The Caucus can help us ensure the Obama Administration pushes forward on TB, prepare new legislation, and keep an eye out on prices charged by pharmaceutical companies. The Caucus can help break down stigma about the problem by encouraging public discussion, which is crucial because TB can lead to social isolation and rejection by friends and family.
Has your legislator joined the Caucus? Check this list to find out! We urgently need more legislators to join.
The caucus was formed in March, 2012 by Representatives Engel (D-NJ), Green (D-TX) and Young (R-AK), whose states have all been impacted by tuberculosis. In fact, the states of Texas and New York, together with California and Florida, account for half of the approximately 11,000 reported cases of active TB in the US.
Since its formation the TB Elimination Caucus has sponsored a resolution commending the progress made by anti-tuberculosis programs (H. Res. 594) and sent letters to House appropriators and to USAID urging strong support for global TB funding.
Some key members of the Congressional Asian Pacific American caucus have joined the TB Elimination Caucus.
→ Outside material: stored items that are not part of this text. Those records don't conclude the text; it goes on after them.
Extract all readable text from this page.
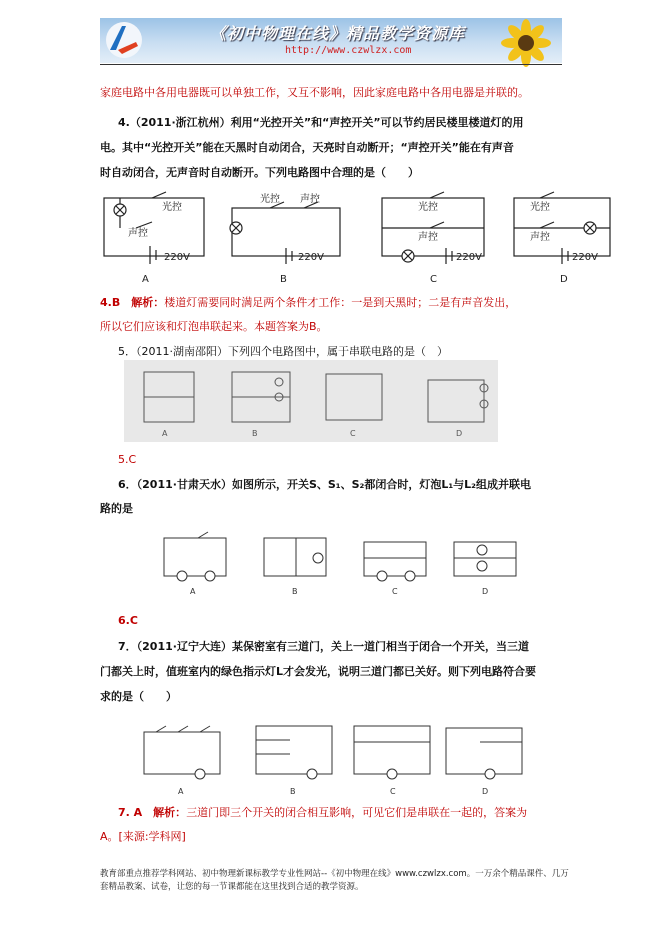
《初中物理在线》精品教学资源库
http://www.czwlzx.com
家庭电路中各用电器既可以单独工作，又互不影响，因此家庭电路中各用电器是并联的。
4.（2011·浙江杭州）利用“光控开关”和“声控开关”可以节约居民楼里楼道灯的用
电。其中“光控开关”能在天黑时自动闭合，天亮时自动断开；“声控开关”能在有声音
时自动闭合，无声音时自动断开。下列电路图中合理的是（　　）
光控
声控
220V
光控 声控
220V
光控
声控
220V
光控
声控
220V
A	B	C	D
4.B　解析：楼道灯需要同时满足两个条件才工作：一是到天黑时；二是有声音发出，
所以它们应该和灯泡串联起来。本题答案为B。
5．（2011·湖南邵阳）下列四个电路图中，属于串联电路的是（　）
A	B	C	D
5.C
6．（2011·甘肃天水）如图所示，开关S、S₁、S₂都闭合时，灯泡L₁与L₂组成并联电
路的是
A	B	C	D
6.C
7．（2011·辽宁大连）某保密室有三道门，关上一道门相当于闭合一个开关，当三道
门都关上时，值班室内的绿色指示灯L才会发光，说明三道门都已关好。则下列电路符合要
求的是（　　）
A	B	C	D
7. A　解析：三道门即三个开关的闭合相互影响，可见它们是串联在一起的，答案为
A。[来源:学科网]
教育部重点推荐学科网站、初中物理新课标教学专业性网站--《初中物理在线》www.czwlzx.com。一万余个精品课件、几万套精品教案、试卷，让您的每一节课都能在这里找到合适的教学资源。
In 2011, Asians became the largest single racial/ethnic group represented among TB cases, with a case rate 25 times that of non-Hispanic whites. About one-third of the foreign-born persons with TB originated from the Philippines, Vietnam, India, and China. (In March a Filipino-American mother from Texas, whose daughter developed a very serious case of TB, told her personal story)
The Hispanic Caucus has also contributed members. Latinos have the second largest percentage (29%) of reported TB cases in the United States. (Be sure to watch Rachel Orduno, from Texas, tell her personal story of TB.) Latinos also have a higher rate of diabetes, compared to white Americans, and people with diabetes have a 2-3 times higher risk of TB compared to people without diabetes.
In starting the caucus, the founders of the caucus noted that drug resistant TB poses a particular challenge due to drug shortages and exorbitant treatment costs in the US, which range from $100,000 to $300,000 per patient. In July, the Caucus sponsored a briefing in Congress in which Tennessee native Natalie Nelson told the harrowing story of her struggle with drug resistant TB. Tragically, drug resistant TB is expanding globally, and very few people are accessing appropriate treatment.
Even for much more common, drug sensitive TB, it can be an enormous challenge to access affordable and reliable supplies of medication, including in the US. Last year scientists showed that a shorter, combination regimen, taken weekly for three months, was just as effective as a daily antibiotic for nine months for people who have tuberculosis but aren't infectious, which affects about 11 million people in the US. But, the shorter regimen includes the costly drug rifapentine, made by the pharmaceutical company Sanofi, and has been very difficult for health programs in the US, such as in New York, to afford.